Brooke Woods: Over 20 concerned community professionals and citizens met on January 22, 1998 to form a task force to get a child advocacy center in Dublin. In November of 1999, Stepping Stone became a 501(c)(3) private, non-profit and opened the doors to the community. For many years Stepping Stone provided forensic interviews, victim advocacy, parenting classes, and community awareness and education. However, if a child needed a sexual assault exam, the family would have to travel to Macon to receive additional services. Since the family and child are already going through an extremely traumatic experience, it was a hardship to ask them to drive over an hour to receive adequate services. In 2013, with the help of the Children’s Advocacy Centers of Georgia and the Children’s Hospital of Atlanta, Stepping Stone was able to open a medical room. Currently when a child alleges abuse, they can be brought to Stepping Stone and receive all the services they need at one location. The counties of the Dublin Judicial Circuit are some of the most underserved in our state. Many victims would not receive the services they deserve without the Child Advocacy Center.
As much as Stepping Stone is a benefit to the community, the community is a huge asset to Stepping Stone. With the tremendous support from local agencies, such as the United Way and the Dublin Exchange club, we have been able to provide free services to thousands of families. Many of the local businesses in our community have provided funds to support our parenting program and victim advocacy program. Without our local hospital, our medical room would not have the many supplies we need to perform sexual assault exams. Our multidisciplinary team, which includes members from law enforcement, DFCS, mental health, CASA, District Attorney Office, Department of Juvenile Justice, public school social workers and others come together each month to collaborate our knowledge and resources to give families what they need to heal from the effects of child abuse.
CACGA: How can people in your community become involved?
Brooke Woods: The Dublin community has been very supportive of Stepping Stone with their gifts and service. We have numerous community volunteers who come out each year to make improvements around the center. Also, we can all Stand Up for A Child by reporting suspicions of abuse by calling 1-855-GA CHILD. Stepping Stone sponsors events throughout the year and we need volunteers who are willing to donate financial resources, as well as their time to make these events a success. We would love for our high school and college students to become involved through internships or other activities.
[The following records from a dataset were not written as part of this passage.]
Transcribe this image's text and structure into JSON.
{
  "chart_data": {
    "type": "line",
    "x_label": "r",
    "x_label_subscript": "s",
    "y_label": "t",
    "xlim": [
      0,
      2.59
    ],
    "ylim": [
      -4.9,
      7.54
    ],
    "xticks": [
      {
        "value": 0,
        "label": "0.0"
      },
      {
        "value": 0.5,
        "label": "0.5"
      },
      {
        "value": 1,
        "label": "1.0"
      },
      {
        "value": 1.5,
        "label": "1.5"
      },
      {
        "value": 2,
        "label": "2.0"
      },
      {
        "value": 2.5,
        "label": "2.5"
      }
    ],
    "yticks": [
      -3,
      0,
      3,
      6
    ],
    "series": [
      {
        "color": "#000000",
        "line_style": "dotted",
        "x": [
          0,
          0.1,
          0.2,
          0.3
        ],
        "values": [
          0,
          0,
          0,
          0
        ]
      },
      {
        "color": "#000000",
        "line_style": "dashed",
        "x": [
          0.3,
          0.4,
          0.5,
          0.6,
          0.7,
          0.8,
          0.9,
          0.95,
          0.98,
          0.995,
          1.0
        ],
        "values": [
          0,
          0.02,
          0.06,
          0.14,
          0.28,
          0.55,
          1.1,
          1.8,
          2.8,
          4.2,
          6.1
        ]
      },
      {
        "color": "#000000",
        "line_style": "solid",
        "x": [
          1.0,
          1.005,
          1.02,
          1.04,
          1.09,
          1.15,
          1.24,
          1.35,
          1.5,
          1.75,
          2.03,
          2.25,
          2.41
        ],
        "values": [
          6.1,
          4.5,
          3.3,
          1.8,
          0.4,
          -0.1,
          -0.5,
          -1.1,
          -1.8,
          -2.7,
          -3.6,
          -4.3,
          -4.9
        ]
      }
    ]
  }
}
We hope that one day every adult in our community will become trained to recognize the sign of abuse by taking one of our Darkness to light-Stewards of Children classes. This two-hour class is free of charge and would benefit anyone who works with children.
CACGA: Why do you do what you do professionally?
Brooke Woods: Many people ask me how I listen to stories everyday concerning horrific stories of abuse. The answer is pretty simple, I want to be part of the solution. Children are the most vulnerable victims in our society. No child deserves to suffer at the hands of an adult. We have to stop assuming that someone else is going to stand up for children or change this epidemic. Children trust adults. They come to this earth with a clean slate and don’t always choose the conditions in which they live and grow up. I want to see children grow and flourish. I can’t imagine how hard it must be for a child to share their deepest hurts and secrets. Many times they believe abuse is their fault. Child abuse isn’t a problem the child created, it’s an adult problem. I want adults who intend to hurt children to be afraid to come into our community because they know they are going to be held accountable for their actions. I want every child to know that they are loved, cherished and have a voice.